Defender a Petrobras é querer restaurar sua credibilidade e reerguê-la o mais rápido possível, não é negar a corrupção
No entanto, o que se vê, em grande parte, é o embaralhamento de afirmações rasteiras ou falsas, slogans, superficialismo, xingamentos, distorções de fatos, visando a apresentar mentiras como se fossem verdades e a evitar a discussão franca dos reais problemas.
Não faz qualquer sentido, por exemplo, pedir o impeachment de uma presidente legitimamente eleita, sem que ela seja alvo de qualquer investigação policial ou indiciamento. Nem atacar o ex-ministro da Economia por levar a esposa para tratamento médico num hospital particular, em vez de procurar o SUS. Nem criticar a presidente por ter escolhido um ministro que se compromete a fazer um ajuste fiscal (e se ela mentiu na campanha a esse respeito, que se critique a mentira, não o ajuste). Nem achar que dá para fazer ajuste sem cortes. Nem afirmar que o rebaixamento do grau de investimento da Petrobras, pela Moody’s, se deve a um desconhecimento da situação por parte da agência, e não à falta de um balanço auditado e às sucessivas descobertas de um esquema de corrupção sistêmica — fatos inegáveis, que precisam ser admitidos e não dependem de que se atribua sua causa a aparelhamento, projeto partidário de poder e intromissão política em decisões que deviam ser técnicas ou que, por outro lado, se acredite realmente que só ocorreram por artes do capeta ou de FH.
´É ainda puro embaralhamento comparar delação premiada a extorsão ou tortura. Ou confundir o sigilo exigido por esse instrumento legal e a divulgação de depoimentos dados à polícia, chamando estes de vazamento seletivo.

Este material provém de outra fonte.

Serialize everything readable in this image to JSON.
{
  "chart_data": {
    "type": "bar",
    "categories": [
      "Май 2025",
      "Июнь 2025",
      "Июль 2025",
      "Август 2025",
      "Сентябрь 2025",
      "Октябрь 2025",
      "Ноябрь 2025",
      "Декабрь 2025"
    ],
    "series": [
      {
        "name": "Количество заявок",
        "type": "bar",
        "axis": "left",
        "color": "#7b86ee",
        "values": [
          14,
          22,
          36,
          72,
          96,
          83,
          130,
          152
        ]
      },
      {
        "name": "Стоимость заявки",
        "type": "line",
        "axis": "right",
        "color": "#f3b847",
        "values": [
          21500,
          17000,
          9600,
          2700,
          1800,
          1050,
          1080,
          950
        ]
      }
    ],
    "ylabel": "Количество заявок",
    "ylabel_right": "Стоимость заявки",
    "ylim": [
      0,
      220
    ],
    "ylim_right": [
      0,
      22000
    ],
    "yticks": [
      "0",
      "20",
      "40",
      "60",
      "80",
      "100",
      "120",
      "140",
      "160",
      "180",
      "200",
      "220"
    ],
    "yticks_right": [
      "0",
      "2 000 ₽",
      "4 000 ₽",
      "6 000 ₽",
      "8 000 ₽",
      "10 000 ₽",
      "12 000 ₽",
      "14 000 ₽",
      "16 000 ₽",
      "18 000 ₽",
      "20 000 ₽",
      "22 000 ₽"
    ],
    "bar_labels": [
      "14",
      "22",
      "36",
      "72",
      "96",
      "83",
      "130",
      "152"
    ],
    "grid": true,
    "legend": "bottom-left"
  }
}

Também não faz qualquer sentido achar que quem quer ver punida a corrupção na Petrobras está atacando a pobre estatal que precisa ser defendida contra o imperialismo ianque. Defender a Petrobras é querer restaurar sua credibilidade e reerguê-la o mais rapidamente possível, não é negar a corrupção que vinha ocorrendo nela e botar a culpa nos outros, insultando a inteligência alheia. Não dá para imaginar que a oposição conseguiu, em 12 anos de governo petista, infiltrar gente nos quadros da empresa especialmente para criar o crime perfeito: fazer contratos superfaturados com empreiteiras e acertar que o dinheiro a mais, além de calar a boca de uns e outros, seria depois lavado para ser doado legalmente a partidos políticos, sobretudo da base aliada. Tudo “de acordo com a lei".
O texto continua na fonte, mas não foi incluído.